I hit the first climb and immediately slowed down. Several people passed me. I'm just not that fast running uphill. However, I tried to keep my legs moving quickly with short strides.

One up through the woods we emerged onto the open hill. After a short climb, the trail levelled out a bit, and I tried to pick up the pace.

I was sweating a lot now, and droplets sometimes trickled off of my eyebrows.

The thing in a hill race is to keep moving. There are times when you think you have nothing left, but you have to just keep moving. A woman with a tatoo on her back passed me on the climbs, and I'd pass her on the flatter stretches.

As the trail steepened near the Dumyat summit, the leaders starting emerging on their descent.

A local runner I know passed me handily near the top, but I couldn't do anything about it. I had my eyes on the path below, and was just concentrating on moving.

I reached the summit cairn not far behind the local runner. As we turned to descend, I took a step outside his path, and accelerated.

I love to descend. Without the constraints of my lung capacity, I can go as hard as I wish - and do so.

I started picking off people one by one. I know the trail well, and know exactly my preferred line when descending.

I reached the fence to the wood and stepped over it without breaking stride.

In the woods I ended up behind a strong runner from a Glasgow running club. I decided to stick on his heels and let him carry me through my increasing fatigue. We rushed through the woods, and I passed him on a steep descent to the road.

On the road there's a small climb, and he passed me once more.

The road once again descends, this time to the finish line.

The club runner was ahead of me rounding a curve on the road. However, he stayed on the grass, and I ran on the tarmac - in my experience it's just a touch faster.

In the picture above, you can see me passing him.

My finishing time was 44:42, 67th out of a field of 289. This was my best time on this hill in the last 5 years.

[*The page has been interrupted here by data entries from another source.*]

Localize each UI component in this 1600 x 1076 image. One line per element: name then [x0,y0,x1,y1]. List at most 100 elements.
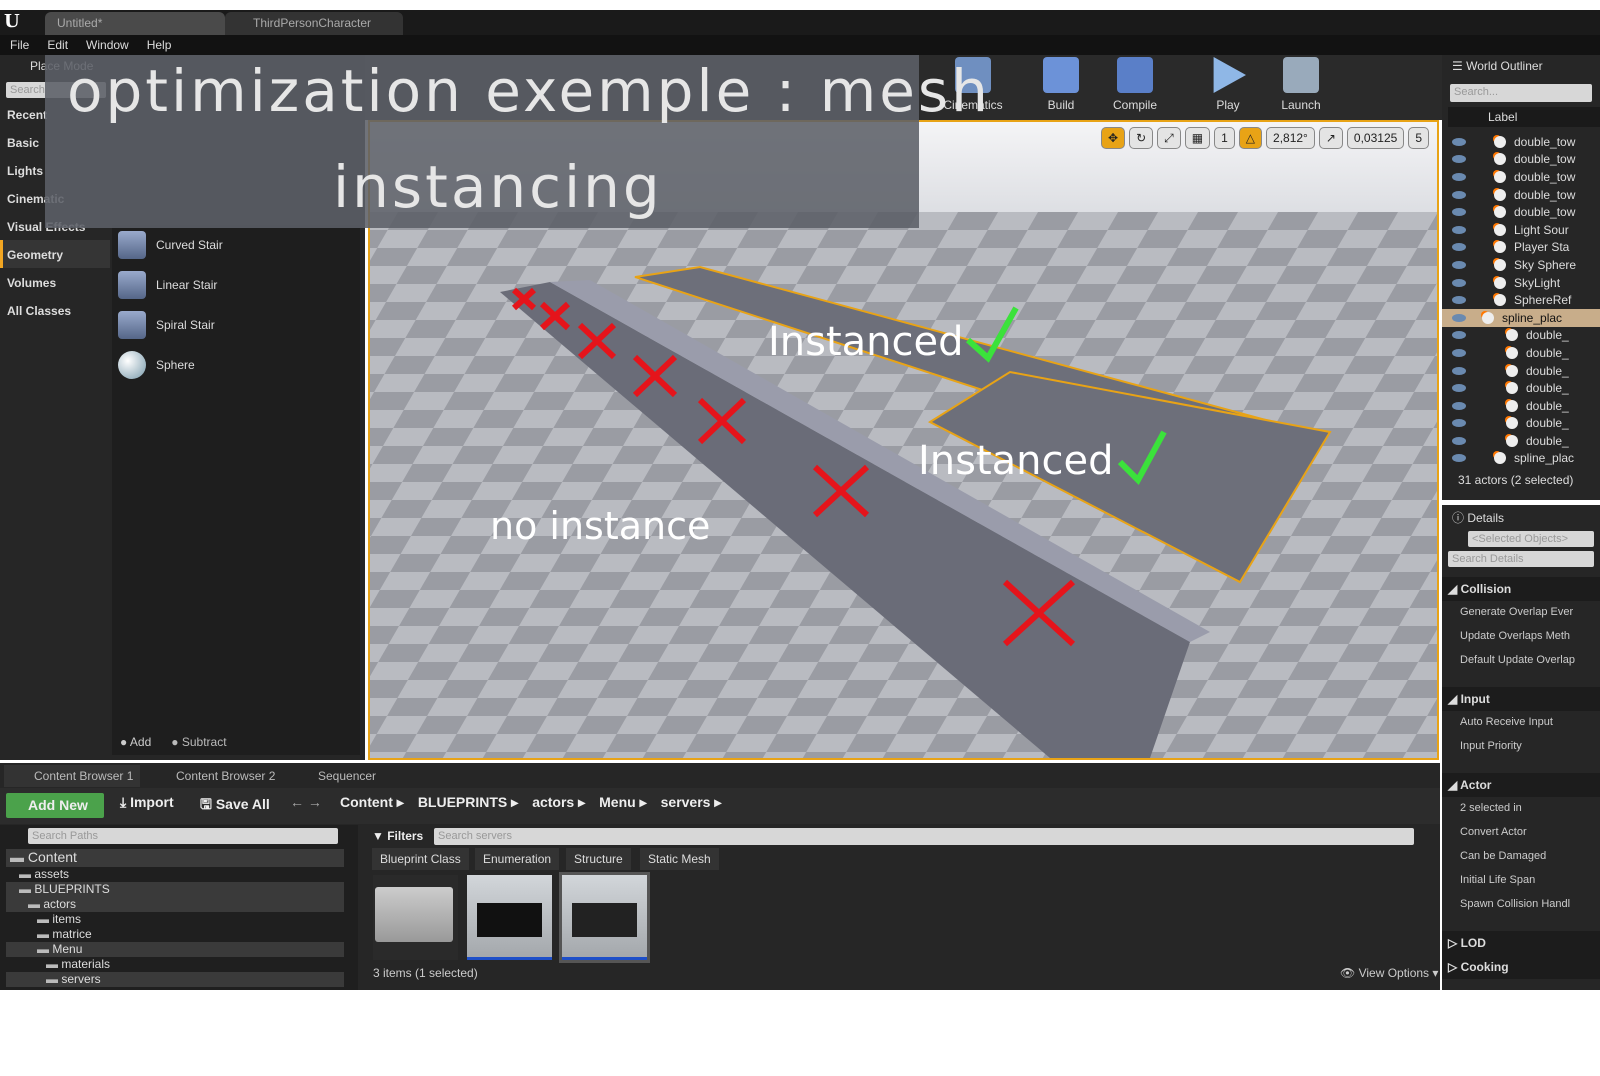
outliner-row[interactable]: spline_plac [1442,308,1600,327]
category-volumes[interactable]: Volumes [0,268,110,296]
item-linear-stair[interactable]: Linear Stair [112,265,360,305]
visibility-eye-icon[interactable] [1452,366,1466,375]
outliner-row[interactable]: spline_plac [1442,450,1600,468]
scale-snap-icon[interactable]: ↗ [1318,127,1343,149]
visibility-eye-icon[interactable] [1452,137,1466,146]
import-button[interactable]: ⤓ Import [120,794,174,811]
outliner-row[interactable]: double_ [1442,362,1600,380]
visibility-eye-icon[interactable] [1452,225,1466,234]
filter-chip-static-mesh[interactable]: Static Mesh [640,848,719,870]
visibility-eye-icon[interactable] [1452,296,1466,305]
filter-chip-enumeration[interactable]: Enumeration [475,848,560,870]
outliner-row[interactable]: SphereRef [1442,291,1600,309]
breadcrumb-item[interactable]: Menu ▸ [599,794,646,811]
outliner-row[interactable]: double_tow [1442,151,1600,169]
folder-thumbnail[interactable] [373,875,458,960]
menu-window[interactable]: Window [86,38,129,52]
save-all-button[interactable]: 🖫 Save All [200,794,270,818]
launch-button[interactable]: Launch [1266,57,1336,112]
outliner-row[interactable]: double_tow [1442,168,1600,186]
outliner-row[interactable]: double_tow [1442,133,1600,151]
tab-untitled[interactable]: Untitled* [45,12,225,35]
grid-size-dropdown[interactable]: 1 [1214,127,1235,149]
tab-third-person-character[interactable]: ThirdPersonCharacter [225,12,403,35]
item-curved-stair[interactable]: Curved Stair [112,225,360,265]
breadcrumb-item[interactable]: BLUEPRINTS ▸ [418,794,518,811]
filter-chip-structure[interactable]: Structure [566,848,631,870]
breadcrumb-item[interactable]: actors ▸ [532,794,585,811]
tab-content-browser-1[interactable]: Content Browser 1 [4,765,140,787]
visibility-eye-icon[interactable] [1452,436,1466,445]
search-paths-input[interactable]: Search Paths [28,828,338,844]
grid-snap-icon[interactable]: ▦ [1184,127,1211,149]
build-button[interactable]: Build [1026,57,1096,112]
visibility-eye-icon[interactable] [1452,454,1466,463]
category-geometry[interactable]: Geometry [0,240,110,268]
visibility-eye-icon[interactable] [1452,401,1466,410]
visibility-eye-icon[interactable] [1452,313,1466,322]
outliner-row[interactable]: double_ [1442,415,1600,433]
filters-button[interactable]: ▼ Filters [372,829,423,843]
outliner-row[interactable]: double_ [1442,397,1600,415]
item-spiral-stair[interactable]: Spiral Stair [112,305,360,345]
outliner-row[interactable]: Light Sour [1442,221,1600,239]
visibility-eye-icon[interactable] [1452,190,1466,199]
play-button[interactable]: Play [1193,57,1263,112]
outliner-row[interactable]: Player Sta [1442,239,1600,257]
visibility-eye-icon[interactable] [1452,331,1466,340]
outliner-row[interactable]: double_ [1442,432,1600,450]
details-section-header[interactable]: ◢ Actor [1442,773,1600,797]
tab-sequencer[interactable]: Sequencer [288,765,376,787]
camera-speed-dropdown[interactable]: 5 [1408,127,1429,149]
breadcrumb-item[interactable]: servers ▸ [661,794,722,811]
details-section-header[interactable]: ◢ Input [1442,687,1600,711]
selected-objects-field[interactable]: <Selected Objects> [1468,531,1594,547]
menu-file[interactable]: File [10,38,29,52]
scale-tool-button[interactable]: ⤢ [1157,127,1181,149]
asset-thumbnail-server-1[interactable] [467,875,552,960]
view-options-button[interactable]: 👁 View Options ▾ [1340,966,1438,980]
folder-tree-item[interactable]: ▬ servers [6,972,344,987]
category-all-classes[interactable]: All Classes [0,296,110,324]
folder-tree-item[interactable]: ▬ matrice [6,927,344,942]
outliner-row[interactable]: Sky Sphere [1442,256,1600,274]
outliner-row[interactable]: double_tow [1442,186,1600,204]
menu-help[interactable]: Help [147,38,172,52]
add-new-button[interactable]: Add New [6,793,104,818]
history-nav-buttons[interactable]: ← → [290,794,322,810]
folder-tree-item[interactable]: ▬ Content [6,849,344,867]
angle-snap-icon[interactable]: △ [1238,127,1263,149]
outliner-row[interactable]: double_ [1442,379,1600,397]
details-section-header[interactable]: ▷ LOD [1442,931,1600,955]
rotate-tool-button[interactable]: ↻ [1129,127,1154,149]
visibility-eye-icon[interactable] [1452,419,1466,428]
asset-thumbnail-server-2[interactable] [559,872,650,963]
filter-chip-blueprint-class[interactable]: Blueprint Class [372,848,469,870]
folder-tree-item[interactable]: ▬ materials [6,957,344,972]
folder-tree-item[interactable]: ▬ Menu [6,942,344,957]
visibility-eye-icon[interactable] [1452,278,1466,287]
visibility-eye-icon[interactable] [1452,243,1466,252]
scale-snap-dropdown[interactable]: 0,03125 [1346,127,1405,149]
compile-button[interactable]: Compile [1100,57,1170,112]
outliner-row[interactable]: SkyLight [1442,274,1600,292]
outliner-row[interactable]: double_ [1442,327,1600,345]
asset-search-input[interactable]: Search servers [434,828,1414,845]
menu-edit[interactable]: Edit [47,38,68,52]
details-section-header[interactable]: ◢ Collision [1442,577,1600,601]
breadcrumb-item[interactable]: Content ▸ [340,794,404,811]
subtract-radio[interactable]: ● Subtract [171,735,226,749]
add-radio[interactable]: ● Add [120,735,151,749]
tab-content-browser-2[interactable]: Content Browser 2 [146,765,275,787]
folder-tree-item[interactable]: ▬ BLUEPRINTS [6,882,344,897]
translate-tool-button[interactable]: ✥ [1101,127,1126,149]
visibility-eye-icon[interactable] [1452,172,1466,181]
visibility-eye-icon[interactable] [1452,260,1466,269]
folder-tree-item[interactable]: ▬ actors [6,897,344,912]
visibility-eye-icon[interactable] [1452,208,1466,217]
folder-tree-item[interactable]: ▬ items [6,912,344,927]
folder-tree-item[interactable]: ▬ assets [6,867,344,882]
outliner-search-input[interactable]: Search... [1450,84,1592,102]
outliner-label-column[interactable]: Label [1448,107,1600,127]
visibility-eye-icon[interactable] [1452,348,1466,357]
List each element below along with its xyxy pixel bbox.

The race effort has had a cost. I want to do a 20-miler this weekend to make-up for the lack of a long run last weekend. However, my legs are really sore today, Thursday, the day after the Dumyat race. It was only a 5-mile race, but I ran hard, and an all-out descent takes its toll on the legs.

We'll see if I feel better by the weekend.

Wednesday, 5 May 2010

Back in the U.S....

18 days until my qualifying marathon.


I was supposed to do my final 20-mile run this past weekend, but a work trip to the U.S. got in the way.

I was pleased to fly to St. Louis, and through the fog of jet-lag, enjoyed my 2-day science meeting.

On the morning of the 2nd day I joined a colleague on a morning run through a park near the medical school at Washington University. It was a pleasant, conversational run, although even at 6:30 in the morning the temperatures were warm.


After St. Louis I spend the weekend in Cleveland, visiting my family. My sister asked whether I'd be interested in doing a 5-K race with her on Sunday morning, before my flight.

My flight was at 11:20, and the race was at 9. I therefore ran my first 5-K, through the streets of Lakewood, Ohio, in 20:25. With my race clothes still on, my mom took me to the airport where I rinsed off in the bathroom, and then checked my bag. I made my flight.

So, no 20-miler, but a race nonetheless. I want to make up this 20 miler on the upcoming weekend, but I'm also wary of not tapering sufficiently. My plan at the moment is a 20-miler on Saturday, and then 2 weeks of tapering.